Continual long-term exposure to solar NIR causes superficial muscle thinning and the muscle extensions to the dermis, which ultimately leads to skin ptosis (Fig. 4). Additional factors thought to contribute to brow ptosis include the gradual loss of forehead skin elasticity and a reduction in the tone of the frontalis muscles (Knize, 1996; Niechajev, 2004). The use of NIR for smoothing forehead wrinkles also caused brow ptosis. Although further studies are required to confirm our results, these results may have major implications in superficial tissue aging and skin ptosis.

Plastic and reconstructive surgeons are usually exposed to NIR from the microscope for an extended period of time during microsurgery, thus, surgeons should consider protection of eyes from NIR. NIR that is absorbed by the anterior segment (the cornea, aqueous, and lens) can produce clouding of the cornea and cataract (Aly, 2011; Lydahl, 1984; Zaret, 1976). The International Commission on Non-Ionizing Radiation Protection recommended protection to avoid the thermal injury of the cornea and possible cataractogenesis.

973073-fig-4

Fig. 4: Superficial Tissue Aging Induced by Solar NIR Radiation

Conclusion

In order to simulate solar NIR that reaches the skin and to investigate the properties of NIR, the NIR source must possess a water filter and contact cooling.

Appropriate NIR induces dermal heating thermally and non-thermally induces collagen and elastin stimulation, which results in tightening of skin laxity. NIR also non-thermally induces long-lasting vasodilation, which may prevent vasospasm and may be beneficial for ischemic disorders, vasospasm, and flap surgeries. Further, NIR relaxes and weakens dystonic or hypertrophic muscles to reduce wrinkles and myalgia, which might have an application for treating muscle disorders, and causes long-lasting induction of subcutaneous adipocytes, which may have an application for volume augmentation.
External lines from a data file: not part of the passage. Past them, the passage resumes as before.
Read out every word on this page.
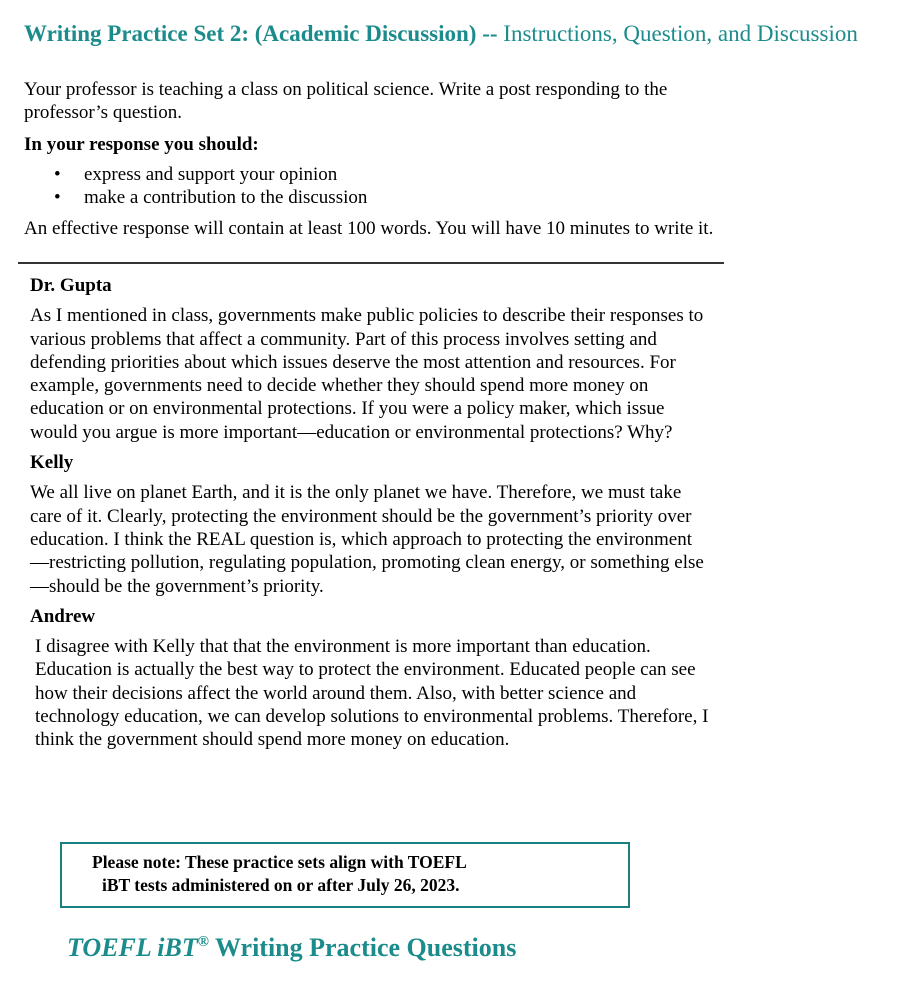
Writing Practice Set 2: (Academic Discussion) -- Instructions, Question, and Discussion

Your professor is teaching a class on political science. Write a post responding to the professor’s question.

In your response you should:

• express and support your opinion
• make a contribution to the discussion

An effective response will contain at least 100 words. You will have 10 minutes to write it.

Dr. Gupta

As I mentioned in class, governments make public policies to describe their responses to various problems that affect a community. Part of this process involves setting and defending priorities about which issues deserve the most attention and resources. For example, governments need to decide whether they should spend more money on education or on environmental protections. If you were a policy maker, which issue would you argue is more important—education or environmental protections? Why?

Kelly

We all live on planet Earth, and it is the only planet we have. Therefore, we must take care of it. Clearly, protecting the environment should be the government’s priority over education. I think the REAL question is, which approach to protecting the environment—restricting pollution, regulating population, promoting clean energy, or something else—should be the government’s priority.

Andrew

I disagree with Kelly that that the environment is more important than education. Education is actually the best way to protect the environment. Educated people can see how their decisions affect the world around them. Also, with better science and technology education, we can develop solutions to environmental problems. Therefore, I think the government should spend more money on education.

Please note: These practice sets align with TOEFL
iBT tests administered on or after July 26, 2023.
TOEFL iBT® Writing Practice Questions
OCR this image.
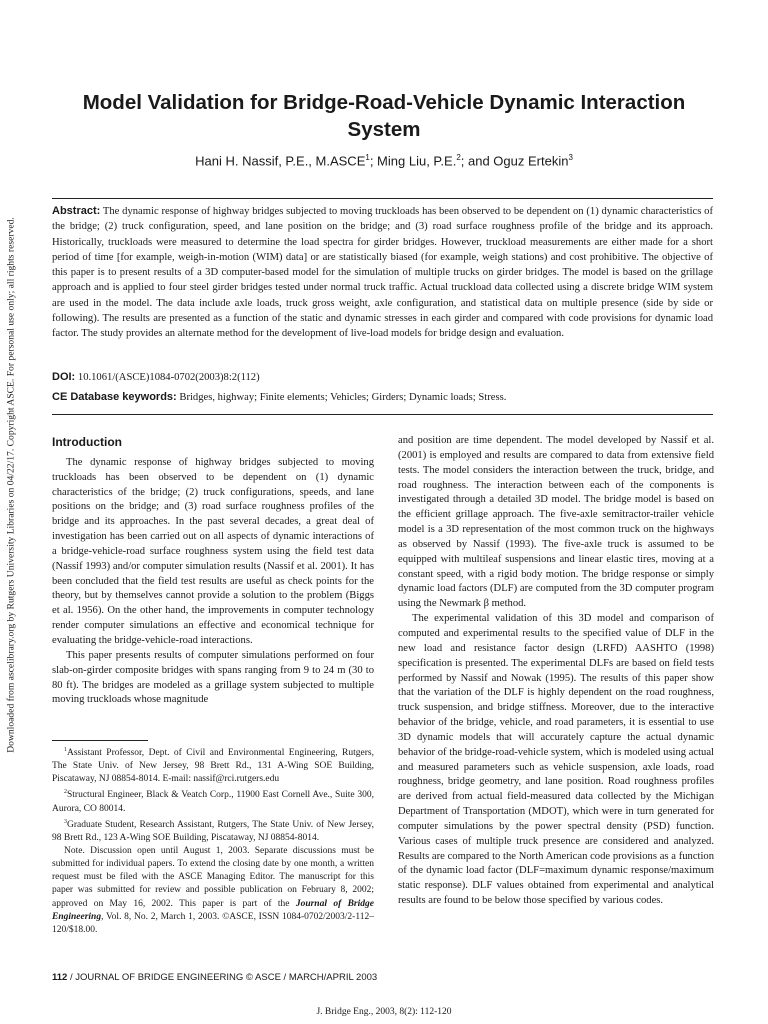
Downloaded from ascelibrary.org by Rutgers University Libraries on 04/22/17. Copyright ASCE. For personal use only; all rights reserved.
Model Validation for Bridge-Road-Vehicle Dynamic Interaction System
Hani H. Nassif, P.E., M.ASCE$^1$; Ming Liu, P.E.$^2$; and Oguz Ertekin$^3$
Abstract: The dynamic response of highway bridges subjected to moving truckloads has been observed to be dependent on (1) dynamic characteristics of the bridge; (2) truck configuration, speed, and lane position on the bridge; and (3) road surface roughness profile of the bridge and its approach. Historically, truckloads were measured to determine the load spectra for girder bridges. However, truckload measurements are either made for a short period of time [for example, weigh-in-motion (WIM) data] or are statistically biased (for example, weigh stations) and cost prohibitive. The objective of this paper is to present results of a 3D computer-based model for the simulation of multiple trucks on girder bridges. The model is based on the grillage approach and is applied to four steel girder bridges tested under normal truck traffic. Actual truckload data collected using a discrete bridge WIM system are used in the model. The data include axle loads, truck gross weight, axle configuration, and statistical data on multiple presence (side by side or following). The results are presented as a function of the static and dynamic stresses in each girder and compared with code provisions for dynamic load factor. The study provides an alternate method for the development of live-load models for bridge design and evaluation.
DOI: 10.1061/(ASCE)1084-0702(2003)8:2(112)
CE Database keywords: Bridges, highway; Finite elements; Vehicles; Girders; Dynamic loads; Stress.
Introduction

The dynamic response of highway bridges subjected to moving truckloads has been observed to be dependent on (1) dynamic characteristics of the bridge; (2) truck configurations, speeds, and lane positions on the bridge; and (3) road surface roughness profiles of the bridge and its approaches. In the past several decades, a great deal of investigation has been carried out on all aspects of dynamic interactions of a bridge-vehicle-road surface roughness system using the field test data (Nassif 1993) and/or computer simulation results (Nassif et al. 2001). It has been concluded that the field test results are useful as check points for the theory, but by themselves cannot provide a solution to the problem (Biggs et al. 1956). On the other hand, the improvements in computer technology render computer simulations an effective and economical technique for evaluating the bridge-vehicle-road interactions.

This paper presents results of computer simulations performed on four slab-on-girder composite bridges with spans ranging from 9 to 24 m (30 to 80 ft). The bridges are modeled as a grillage system subjected to multiple moving truckloads whose magnitude

$^1$Assistant Professor, Dept. of Civil and Environmental Engineering, Rutgers, The State Univ. of New Jersey, 98 Brett Rd., 131 A-Wing SOE Building, Piscataway, NJ 08854-8014. E-mail: nassif@rci.rutgers.edu

$^2$Structural Engineer, Black & Veatch Corp., 11900 East Cornell Ave., Suite 300, Aurora, CO 80014.

$^3$Graduate Student, Research Assistant, Rutgers, The State Univ. of New Jersey, 98 Brett Rd., 123 A-Wing SOE Building, Piscataway, NJ 08854-8014.

Note. Discussion open until August 1, 2003. Separate discussions must be submitted for individual papers. To extend the closing date by one month, a written request must be filed with the ASCE Managing Editor. The manuscript for this paper was submitted for review and possible publication on February 8, 2002; approved on May 16, 2002. This paper is part of the Journal of Bridge Engineering, Vol. 8, No. 2, March 1, 2003. ©ASCE, ISSN 1084-0702/2003/2-112–120/$18.00.

and position are time dependent. The model developed by Nassif et al. (2001) is employed and results are compared to data from extensive field tests. The model considers the interaction between the truck, bridge, and road roughness. The interaction between each of the components is investigated through a detailed 3D model. The bridge model is based on the efficient grillage approach. The five-axle semitractor-trailer vehicle model is a 3D representation of the most common truck on the highways as observed by Nassif (1993). The five-axle truck is assumed to be equipped with multileaf suspensions and linear elastic tires, moving at a constant speed, with a rigid body motion. The bridge response or simply dynamic load factors (DLF) are computed from the 3D computer program using the Newmark β method.

The experimental validation of this 3D model and comparison of computed and experimental results to the specified value of DLF in the new load and resistance factor design (LRFD) AASHTO (1998) specification is presented. The experimental DLFs are based on field tests performed by Nassif and Nowak (1995). The results of this paper show that the variation of the DLF is highly dependent on the road roughness, truck suspension, and bridge stiffness. Moreover, due to the interactive behavior of the bridge, vehicle, and road parameters, it is essential to use 3D dynamic models that will accurately capture the actual dynamic behavior of the bridge-road-vehicle system, which is modeled using actual and measured parameters such as vehicle suspension, axle loads, road roughness, bridge geometry, and lane position. Road roughness profiles are derived from actual field-measured data collected by the Michigan Department of Transportation (MDOT), which were in turn generated for computer simulations by the power spectral density (PSD) function. Various cases of multiple truck presence are considered and analyzed. Results are compared to the North American code provisions as a function of the dynamic load factor (DLF=maximum dynamic response/maximum static response). DLF values obtained from experimental and analytical results are found to be below those specified by various codes.

112 / JOURNAL OF BRIDGE ENGINEERING © ASCE / MARCH/APRIL 2003
J. Bridge Eng., 2003, 8(2): 112-120
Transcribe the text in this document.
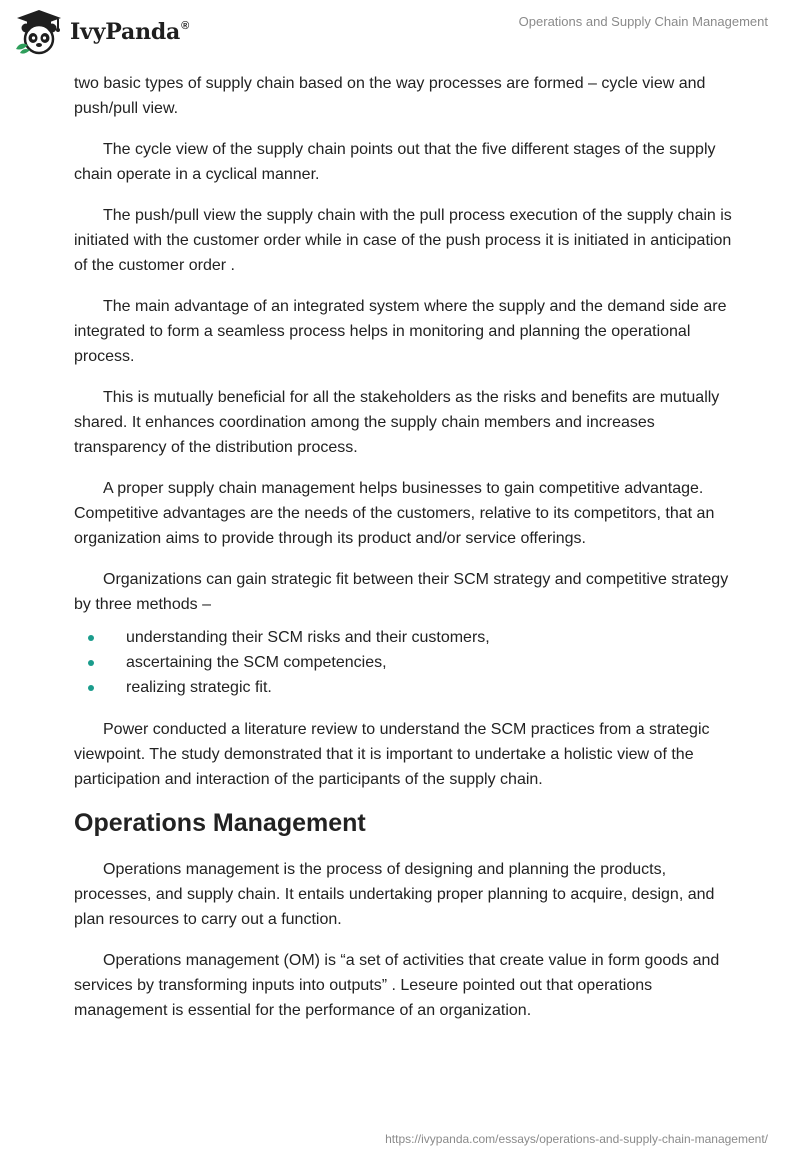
IvyPanda®	Operations and Supply Chain Management

two basic types of supply chain based on the way processes are formed – cycle view and push/pull view.

The cycle view of the supply chain points out that the five different stages of the supply chain operate in a cyclical manner.

The push/pull view the supply chain with the pull process execution of the supply chain is initiated with the customer order while in case of the push process it is initiated in anticipation of the customer order .

The main advantage of an integrated system where the supply and the demand side are integrated to form a seamless process helps in monitoring and planning the operational process.

This is mutually beneficial for all the stakeholders as the risks and benefits are mutually shared. It enhances coordination among the supply chain members and increases transparency of the distribution process.

A proper supply chain management helps businesses to gain competitive advantage. Competitive advantages are the needs of the customers, relative to its competitors, that an organization aims to provide through its product and/or service offerings.

Organizations can gain strategic fit between their SCM strategy and competitive strategy by three methods –

understanding their SCM risks and their customers,
ascertaining the SCM competencies,
realizing strategic fit.

Power conducted a literature review to understand the SCM practices from a strategic viewpoint. The study demonstrated that it is important to undertake a holistic view of the participation and interaction of the participants of the supply chain.

Operations Management

Operations management is the process of designing and planning the products, processes, and supply chain. It entails undertaking proper planning to acquire, design, and plan resources to carry out a function.

Operations management (OM) is “a set of activities that create value in form goods and services by transforming inputs into outputs” . Leseure pointed out that operations management is essential for the performance of an organization.

https://ivypanda.com/essays/operations-and-supply-chain-management/
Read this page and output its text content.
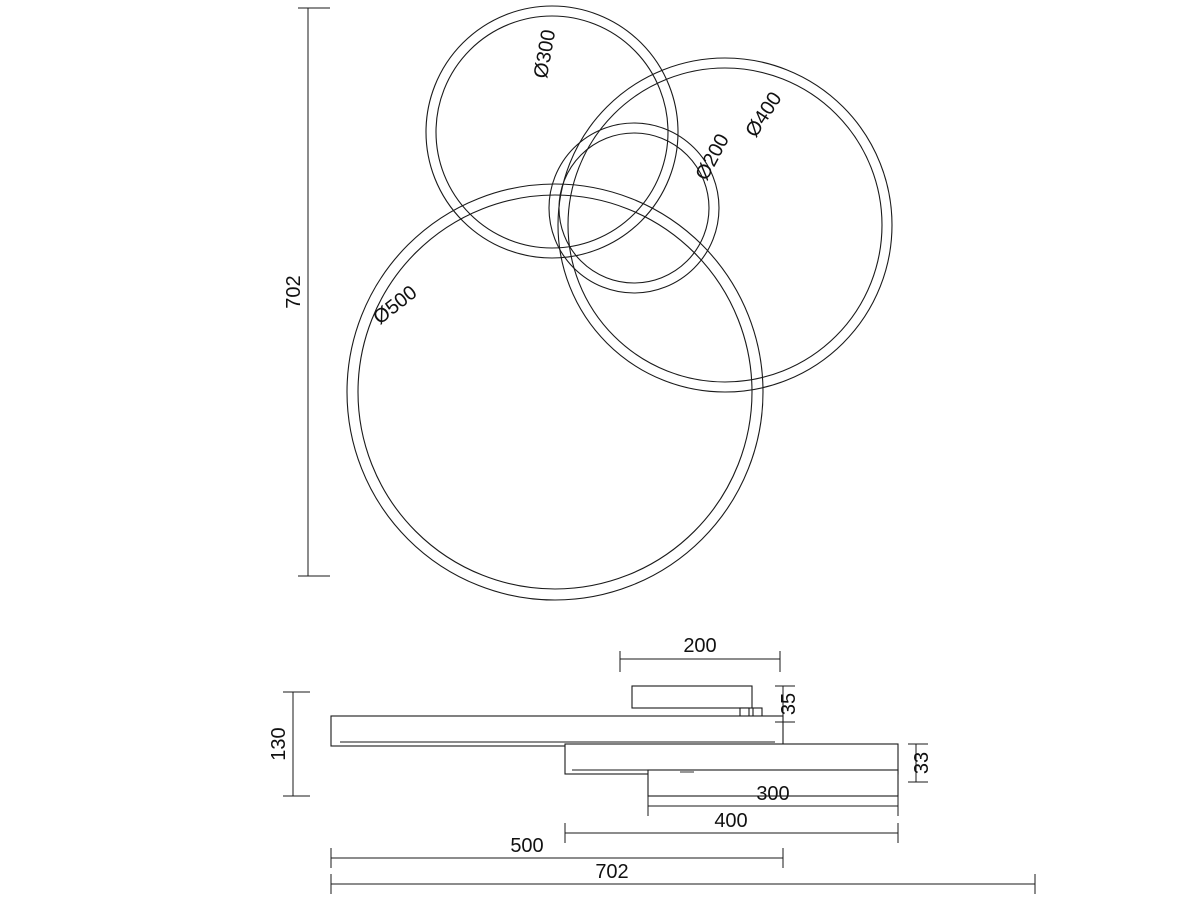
702
Ø300
Ø400
Ø200
Ø500
200
35
33
130
300
400
500
702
NIR might be beneficial for regenerative medicine based on its stimulation of stem cells. Cancer detection and imaging may gain from NIR, due to cancer’s high sensitivity to NIR, and NIR induction of non-thermal DNA damage of mitotic cells could be useful in cancer treatment. These new techniques using NIR may be beneficial in many fields of plastic surgery.

Importantly, solar NIR may cause unexpected photoaging, muscle thinning and stimulation of stem cells, including cancer stem cells, in areas of the body exposed to the sun. Although various kinds of sunscreen materials are often used to prevent skin damage from UV exposure, these materials block neither visible light nor NIR. Therefore, skin should be protected with clothing or sunscreen that not only blocks UV, but also NIR, in order to prevent photoaging, skin ptosis, and oncogenicity. However, additional non-thermal studies are needed to investigate the biological effects of NIR in humans.

Disclosure

None of the authors of this study have a conflict of interest.